“Well, dear, you will have a fortnight while I am away to think and to realize as much as you like. I can see no advantage myself in waiting a single day longer than there is a necessity for; I have been for the last year coming here merely as a visitor, and I want to take possession of you and have you all to myself. I suppose Mrs. Cunningham will be coming in presently, and I will put the matter to her. If she says you cannot be ready in a month I must give you another week, but I don't think that she will say so. By the way, how about her?”
“I was thinking of that last night, Mark. It would be very lonely for her to live by herself now, and you see she has always been as a mother to me.”
“Quite so, dear; and I am sure that I should have no objection to her coming back to Crowswood, and living there as a friend, and helping you in the housekeeping.”
“Thank you very much, Mark; I should like that in every way. You see, I know nothing whatever about housekeeping; and besides, when you are out, it would be a great thing to have her with me, for it would be very lonely by myself in that big house.”

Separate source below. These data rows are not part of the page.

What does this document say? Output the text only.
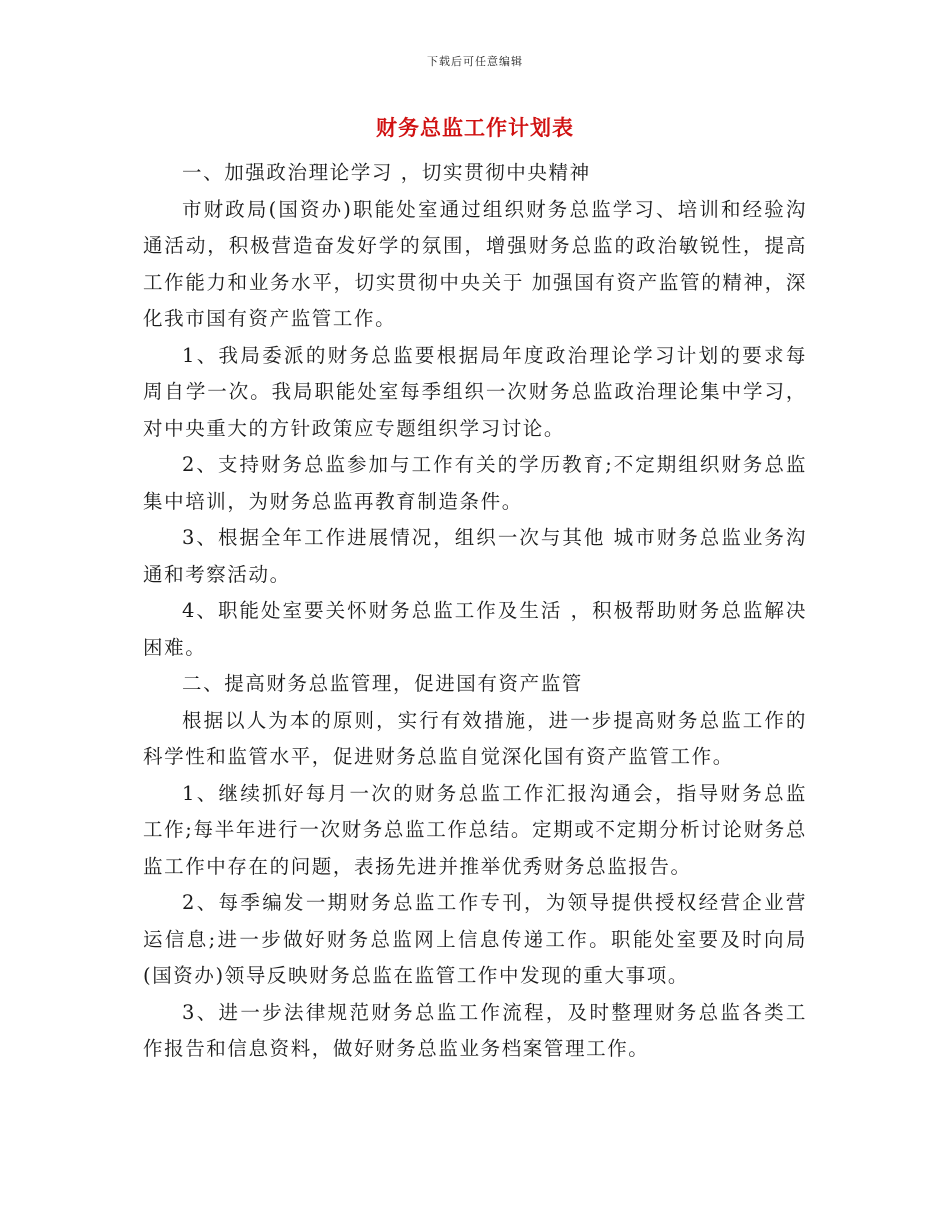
下载后可任意编辑
财务总监工作计划表

一、加强政治理论学习 ，切实贯彻中央精神

市财政局(国资办)职能处室通过组织财务总监学习、培训和经验沟通活动，积极营造奋发好学的氛围，增强财务总监的政治敏锐性，提高工作能力和业务水平，切实贯彻中央关于 加强国有资产监管的精神，深化我市国有资产监管工作。

1、我局委派的财务总监要根据局年度政治理论学习计划的要求每周自学一次。我局职能处室每季组织一次财务总监政治理论集中学习，对中央重大的方针政策应专题组织学习讨论。

2、支持财务总监参加与工作有关的学历教育;不定期组织财务总监集中培训，为财务总监再教育制造条件。

3、根据全年工作进展情况，组织一次与其他 城市财务总监业务沟通和考察活动。

4、职能处室要关怀财务总监工作及生活 ，积极帮助财务总监解决困难。

二、提高财务总监管理，促进国有资产监管

根据以人为本的原则，实行有效措施，进一步提高财务总监工作的科学性和监管水平，促进财务总监自觉深化国有资产监管工作。

1、继续抓好每月一次的财务总监工作汇报沟通会，指导财务总监工作;每半年进行一次财务总监工作总结。定期或不定期分析讨论财务总监工作中存在的问题，表扬先进并推举优秀财务总监报告。

2、每季编发一期财务总监工作专刊，为领导提供授权经营企业营运信息;进一步做好财务总监网上信息传递工作。职能处室要及时向局(国资办)领导反映财务总监在监管工作中发现的重大事项。

3、进一步法律规范财务总监工作流程，及时整理财务总监各类工作报告和信息资料，做好财务总监业务档案管理工作。
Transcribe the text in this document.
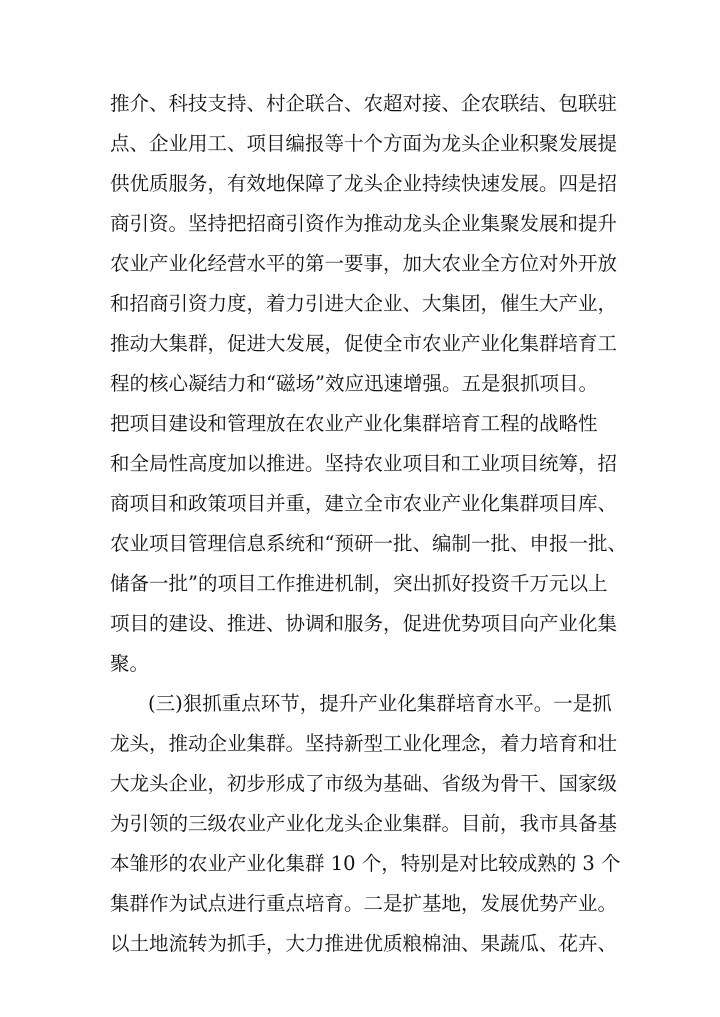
推介、科技支持、村企联合、农超对接、企农联结、包联驻
点、企业用工、项目编报等十个方面为龙头企业积聚发展提
供优质服务，有效地保障了龙头企业持续快速发展。四是招
商引资。坚持把招商引资作为推动龙头企业集聚发展和提升
农业产业化经营水平的第一要事，加大农业全方位对外开放
和招商引资力度，着力引进大企业、大集团，催生大产业，
推动大集群，促进大发展，促使全市农业产业化集群培育工
程的核心凝结力和“磁场”效应迅速增强。五是狠抓项目。
把项目建设和管理放在农业产业化集群培育工程的战略性
和全局性高度加以推进。坚持农业项目和工业项目统筹，招
商项目和政策项目并重，建立全市农业产业化集群项目库、
农业项目管理信息系统和“预研一批、编制一批、申报一批、
储备一批”的项目工作推进机制，突出抓好投资千万元以上
项目的建设、推进、协调和服务，促进优势项目向产业化集
聚。
(三)狠抓重点环节，提升产业化集群培育水平。一是抓
龙头，推动企业集群。坚持新型工业化理念，着力培育和壮
大龙头企业，初步形成了市级为基础、省级为骨干、国家级
为引领的三级农业产业化龙头企业集群。目前，我市具备基
本雏形的农业产业化集群 10 个，特别是对比较成熟的 3 个
集群作为试点进行重点培育。二是扩基地，发展优势产业。
以土地流转为抓手，大力推进优质粮棉油、果蔬瓜、花卉、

“Well, we will have her there, by all means, dear, if she likes to come; you had better talk it over with her. Ah! here she is.
“We were just talking over the time it will take Millicent to get ready,” he said, “and I shall be glad of your opinion. I have been telling her that I am going away for a fortnight, and have proposed that the marriage should come off a fortnight later. I cannot see any use in delay, and she does not either; at least, I suppose not, for the only objection she has advanced is that there will be but a short time in which to get her things ready. That strikes me as being all nonsense. I could get things ready for ten weddings in that time. What do you think?”
“I see no reason for delay,” Mrs. Cunningham said; “and assuredly a month ought to be sufficient to get everything made.”
“Thank you, Mrs. Cunningham; then we can consider that settled, Millicent!”
“I call this tyranny, Mrs. Cunningham,” Millicent protested. “He says he proposes that we shall be married in a month; it is not a proposal at all, it is an order. If he had wanted me in such a hurry he might have said so a year ago, and now that he has made up his mind at last, he wants everything done in a hurry.”
“It is the nature of men, my dear; they are all alike in that respect. I think you had better make up your mind to it, especially as I have no doubt in this case the order is not a very unpleasant one.”